Time for action – defining the simple schema.xml file

In this section, we will introduce lowercase and character normalization during text analysis. Steps for defining he simple schema.xml file are as follows:

  1. We can now write a basic Solr schema.xml file, introducing a field for tracking versions, and a new fieldType with basic analysis:
    <schema name="dbpedia_start" version="1.1">
      <types>
        <fieldtype name="string" class="solr.StrField" />
        <fieldType name="long" class="solr.TrieLongField" />
    
        <fieldType name="text_general" class="solr.TextField" positionIncrementGap="100">
          <analyzer>
            <charFilter class="solr.MappingCharFilterFactory"mapping="mapping-ISOLatin1Accent.txt"/>
            <tokenizer class="solr.StandardTokenizerFactory" />
            <filter class="solr.LowerCaseFilterFactory" />
          </analyzer>
        </fieldType>
      </types>
    
      <fields>
        <field name="uri" type="string" indexed="true"stored="true" multiValued="false" required="true" />
        <field name="_version_" type="long" indexed="true" stored="true" multiValued="false" />
        <dynamicField name="*" type="string" multiValued="true" indexed="true" stored="true" />
        <field name="fullText" type="text_general" indexed="true" stored="false" multiValued="true" />
        <copyField source="*" dest="fullText" />
      </fields>
    
      <defaultSearchField>fullText</defaultSearchField>
      <solrQueryParser defaultOperator="OR" />
      <uniqueKey>uri</uniqueKey>
    
    </schema>
  2. Even though this may seem complicated to read at the start, it is a simple schema that simply accepts every field we post to the core using the dynamic fields feature already seen before (http://wiki.apache.org/solr/SchemaXml#Dynamic_fields).
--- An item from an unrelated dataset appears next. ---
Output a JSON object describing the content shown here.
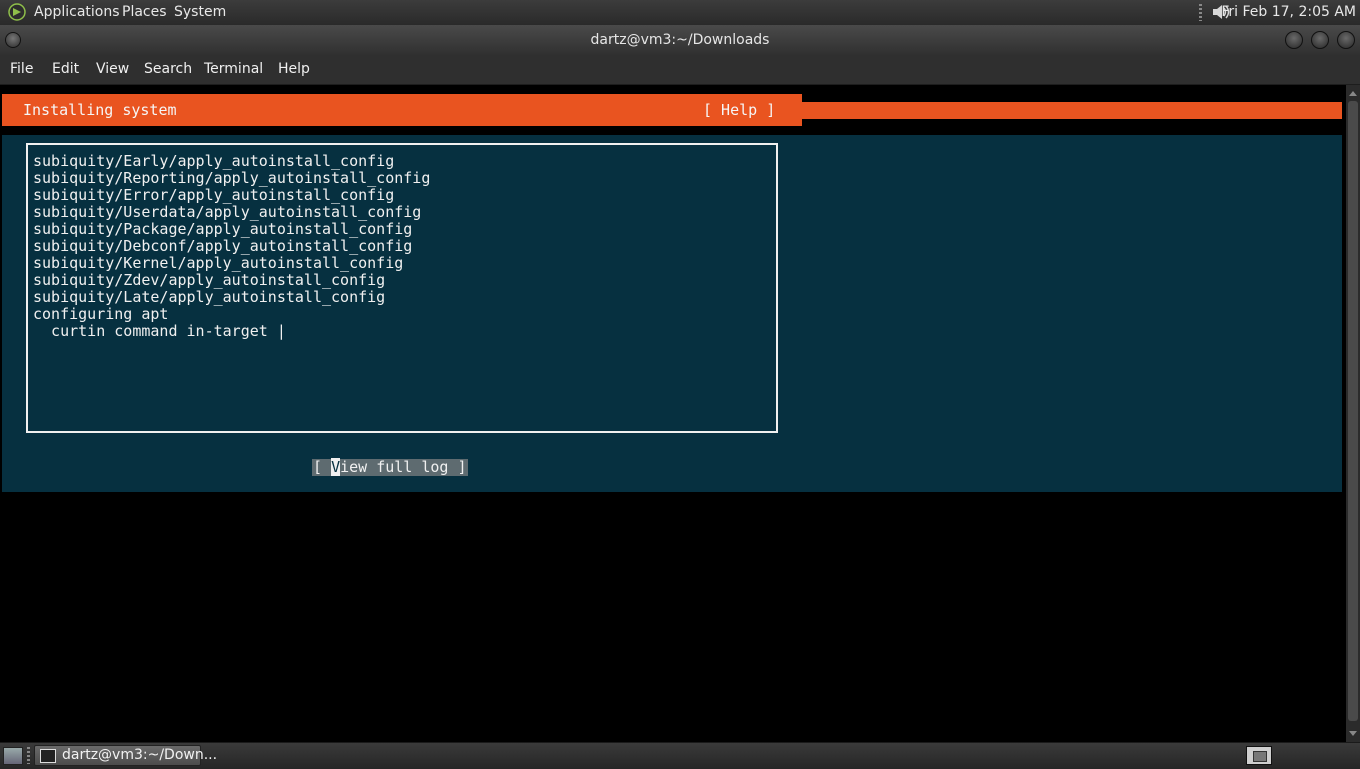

We also copy every value into a fullText field, where we have defined a basic text analysis with our new type text_general.

What just happened?

The only field "statically" defined in this schema is the uri field, which is used to represent the original uri of the resource as a uniqueKey, and the _version_ fields, that we will analyze in a while. Note that in our particular case, every resource will have a specific unique uri, so we can avoid using a numeric id identifier without loosing consistency. For the moment, uri will be a textual value (string), and _version_ should be a numeric one (long) useful for tracking changes (also needed for the real-time get feature).

We have decided to define all the fields as indexed and stored for simplicity; we have explicitly decided that our dynamic fields should be multiValued and fullText, because they will receive all the values from every other field.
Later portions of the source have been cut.